Location United States of America
Contact name: Sam Jacobs

Contact email: sam@deepabacus.com
Job ref: 99
Published: 17 days ago

Company

  • Global disruptor in Autonomy space raising the industry standard for drones.

  • Products have been received a multitude of prestigious awards.

  • Growing exponentially with opportunity to gain meaningful equity in lead up to IPO phase.

What you'll do

  • Responsible for AI framework and training optimization in cloud.

  • Design and implement the state of the art deep learning platforms for distributed training and inference at large scale.

  • Develop reliable, scalable and easy to use components to improve deep learning infra user experience and productivity.

  • Deep dive into the root cause of deep learning infra failures and design clean solutions to improve infra stability.
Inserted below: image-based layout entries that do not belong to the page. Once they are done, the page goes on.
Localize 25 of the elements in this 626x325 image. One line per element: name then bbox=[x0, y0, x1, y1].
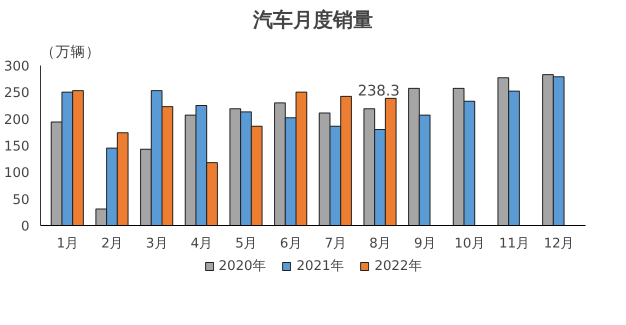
legend-label: 2022年 bbox=[374, 258, 422, 275]
x-tick-label: 6月 bbox=[280, 236, 302, 252]
chart-title: 汽车月度销量 bbox=[252, 8, 373, 32]
x-tick-label: 11月 bbox=[499, 236, 530, 252]
x-tick-label: 4月 bbox=[190, 236, 212, 252]
legend-label: 2020年 bbox=[218, 258, 266, 275]
x-tick-label: 1月 bbox=[56, 236, 78, 252]
x-tick-label: 5月 bbox=[235, 236, 257, 252]
x-tick-label: 2月 bbox=[101, 236, 123, 252]
x-tick-label: 3月 bbox=[146, 236, 168, 252]
y-tick-label: 0 bbox=[21, 220, 30, 234]
x-tick-label: 8月 bbox=[369, 236, 391, 252]
x-tick-label: 7月 bbox=[324, 236, 346, 252]
y-tick-label: 250 bbox=[4, 86, 30, 102]
y-tick-label: 150 bbox=[4, 140, 30, 154]
y-tick-label: 300 bbox=[4, 60, 30, 74]
legend-label: 2021年 bbox=[296, 258, 344, 275]
x-tick-label: 12月 bbox=[544, 236, 574, 252]
x-tick-label: 9月 bbox=[414, 236, 436, 252]
y-tick-label: 200 bbox=[4, 112, 30, 128]
data-label: 238.3 bbox=[358, 82, 400, 100]
y-tick-label: 50 bbox=[12, 192, 30, 208]
y-tick-label: 100 bbox=[4, 166, 30, 182]
y-axis-title: （万辆） bbox=[40, 44, 100, 60]
x-tick-label: 10月 bbox=[454, 236, 484, 252]
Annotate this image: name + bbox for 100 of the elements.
  • Profile deep learning training code to understand the performance bottleneck and figure out solutions to improve the performance.

  • Work closely with cross-functional teams to deliver new features on time with high quality.

What you'll need to succeed

Must have:

  • Master or Doctoral degree, more than 3 years of deep learning platform development, MLOps dev experience.

  • Development experience of large-scale distributed training of deep learning models in computer vision on GPU cluster and have experience in training efficiency optimization.

  • Deep understanding of internals of deep learning framework such as Pytorch.

  • Experience in GPU acceleration in distributed training and model deployment.

  • Familiar C++/Go/Python/Java programming language.

  Nice to have: 

  • Had ML infra/ML tooling experience in robotics field such as autonomous driving.